Infine va sottolineato come nessun trattenimento potrà essere attuato per coloro che non provengano da un cosiddetto paese di origine sicuro e che anche nei confronti di coloro che vi provengano nessun automatismo è mai possibile; ogni situazione va esaminata in concreto in sede di convalida valutando la possibilità di misure alternative alla detenzione che la norma interna, nel rispetto del diritto UE, deve sempre prevedere, ma che invece il disegno di legge AC1620 non prevede affatto.
In sintesi, parte significativa, e spesso maggioritaria, degli stranieri che verranno trasportati in Albania non potranno in alcun modo esservi trattenuti e dovranno essere immediatamente rilasciati e riportati in Italia a carico dello Stato italiano.
Nelle strutture in Albania risulta oltremodo difficile che sia assicurato realmente il diritto di comunicare con “organizzazioni che prestino assistenza legale o altra consulenza” (Direttiva 2013/32/UE articolo 12 par.1 c), 4) né il diritto di consultare “in maniera effettiva un avvocato o altro consulente legale” (art.22).
Come fatto osservare da molti, tra cui il prof. Bonetti dell’Università di Milano-Bicocca in sede di audizione parlamentare, il ddl prevede “irragionevoli discriminazioni tra i richiedenti asilo portati in Albania e quelli presenti in Italia circa l’effettivo accesso al diritto alla difesa garantito dall’art. 24 Cost. e al giusto processo garantito dall’art. 111 Cost. ” con particolare riferimento all’impossibilità di confrontarsi di persona con un difensore di fiducia (mentre invece si prevede un contatto soltanto on line), alla mancata disciplina dell’accesso al gratuito patrocinio che pare rimessa alla discrezionalità di chi gestirà i centri, e alla nomina dell’avvocato di fiducia, e, non da ultimo, alla impossibilità di essere interrogato di persona dal giudice (che dovrà farlo solo in videoconferenza) anche durante il ricorso di merito contro l’eventuale rigetto della domanda di asilo, andando così a minare il principio del contraddittorio.

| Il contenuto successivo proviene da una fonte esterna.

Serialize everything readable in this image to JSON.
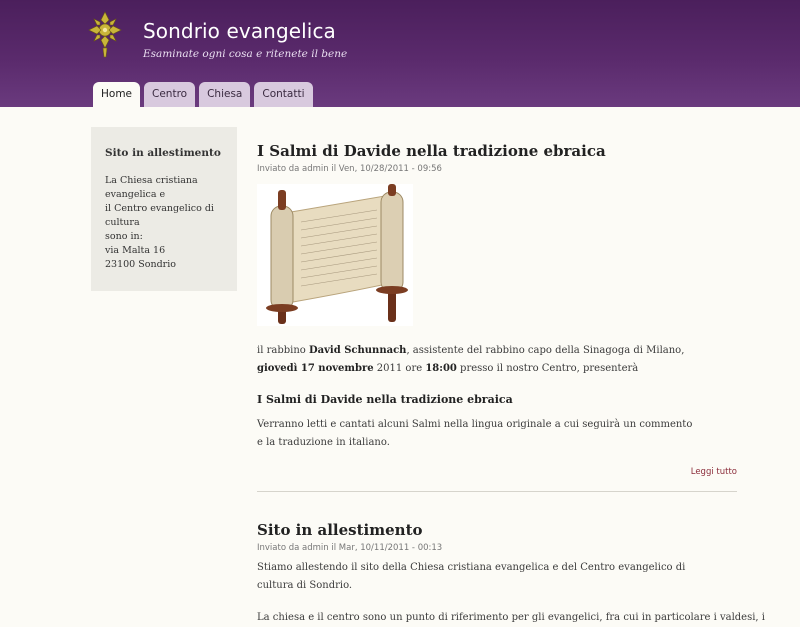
{
  "header": {
    "site_name": "Sondrio evangelica",
    "slogan": "Esaminate ogni cosa e ritenete il bene",
    "logo_icon": "cross-emblem-icon",
    "tabs": [
      {
        "label": "Home",
        "active": true
      },
      {
        "label": "Centro",
        "active": false
      },
      {
        "label": "Chiesa",
        "active": false
      },
      {
        "label": "Contatti",
        "active": false
      }
    ]
  },
  "sidebar": {
    "title": "Sito in allestimento",
    "lines": [
      "La Chiesa cristiana",
      "evangelica e",
      "il Centro evangelico di",
      "cultura",
      "sono in:",
      "via Malta 16",
      "23100 Sondrio"
    ]
  },
  "nodes": [
    {
      "title": "I Salmi di Davide nella tradizione ebraica",
      "submitted": "Inviato da admin il Ven, 10/28/2011 - 09:56",
      "image_icon": "torah-scroll-image",
      "p1": {
        "a": "il rabbino ",
        "b": "David Schunnach",
        "c": ", assistente del rabbino capo della Sinagoga di Milano,",
        "d": "giovedì 17 novembre",
        "e": " 2011 ore ",
        "f": "18:00",
        "g": " presso il nostro Centro, presenterà"
      },
      "heading": "I Salmi di Davide nella tradizione ebraica",
      "p2": "Verranno letti e cantati alcuni Salmi nella lingua originale a cui seguirà un commento e la traduzione in italiano.",
      "read_more": "Leggi tutto"
    },
    {
      "title": "Sito in allestimento",
      "submitted": "Inviato da admin il Mar, 10/11/2011 - 00:13",
      "p1": "Stiamo allestendo il sito della Chiesa cristiana evangelica e del Centro evangelico di cultura di Sondrio.",
      "p2": "La chiesa e il centro sono un punto di riferimento per gli evangelici, fra cui in particolare i valdesi, i"
    }
  ],
  "colors": {
    "header_top": "#4b1f5c",
    "header_bottom": "#6a3a7e",
    "tab_inactive": "#d8c9de",
    "link": "#8b2d3b",
    "sidebar_bg": "#ecebe5"
  }
}
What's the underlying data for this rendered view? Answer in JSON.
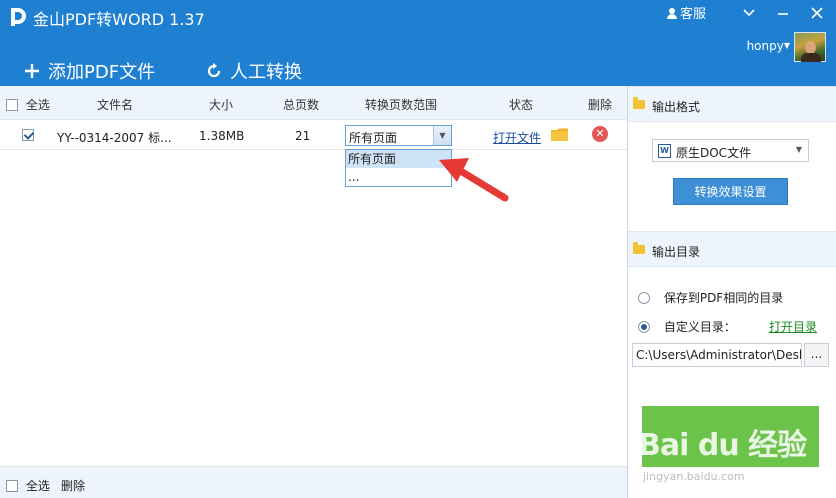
{
  "app": {
    "title": "金山PDF转WORD 1.37",
    "kefu": "客服",
    "user": "honpy"
  },
  "toolbar": {
    "add_pdf": "添加PDF文件",
    "manual": "人工转换"
  },
  "table": {
    "headers": {
      "select_all": "全选",
      "filename": "文件名",
      "size": "大小",
      "pages": "总页数",
      "range": "转换页数范围",
      "status": "状态",
      "delete": "删除"
    },
    "rows": [
      {
        "filename": "YY--0314-2007 标...",
        "size": "1.38MB",
        "pages": "21",
        "range": "所有页面",
        "status_link": "打开文件",
        "checked": true
      }
    ],
    "dropdown_options": [
      "所有页面",
      "..."
    ]
  },
  "bottom": {
    "select_all": "全选",
    "delete": "删除"
  },
  "side": {
    "output_format_title": "输出格式",
    "format_value": "原生DOC文件",
    "format_icon": "W",
    "convert_settings": "转换效果设置",
    "output_dir_title": "输出目录",
    "option_same": "保存到PDF相同的目录",
    "option_custom": "自定义目录：",
    "open_dir": "打开目录",
    "path": "C:\\Users\\Administrator\\Desl",
    "browse": "..."
  },
  "watermark": {
    "main": "Bai du 经验",
    "sub": "jingyan.baidu.com"
  },
  "colors": {
    "header": "#1f7fd1",
    "accent": "#3d8fd6",
    "start": "#6cc34a",
    "link_green": "#1a8a22"
  }
}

In Gran Bretagna l’esanime Governo Sunak insegue con caparbia tenacia l’obiettivo di liberarsi dei propri obblighi giuridici verso i richiedenti asilo che arrivano sulle coste inglesi affidando gli stessi alla giurisdizione di un altro Stato (il 18 gennaio scorso la Camera dei Comuni ha approvato il Safety of Rwanda Bill la cui legittimità, al pari della legge precedente bocciata dalla Corte Suprema, rimane assai dubbia).
Il Governo italiano, con mossa forse più scaltra, non cerca di disfarsi della propria giurisdizione, bensì, negando l’accesso al territorio italiano e trasportando i richiedenti asilo in un paese terzo, punta a svuotare di concretezza ed effettività i principi fondamentali e le garanzie procedurali in materia di diritto d’asilo trasformando la norma in un vuoto ed innocuo simulacro. Un altro tentativo, forse ancor più estremo di molti precedenti, di creare un diritto speciale degli stranieri.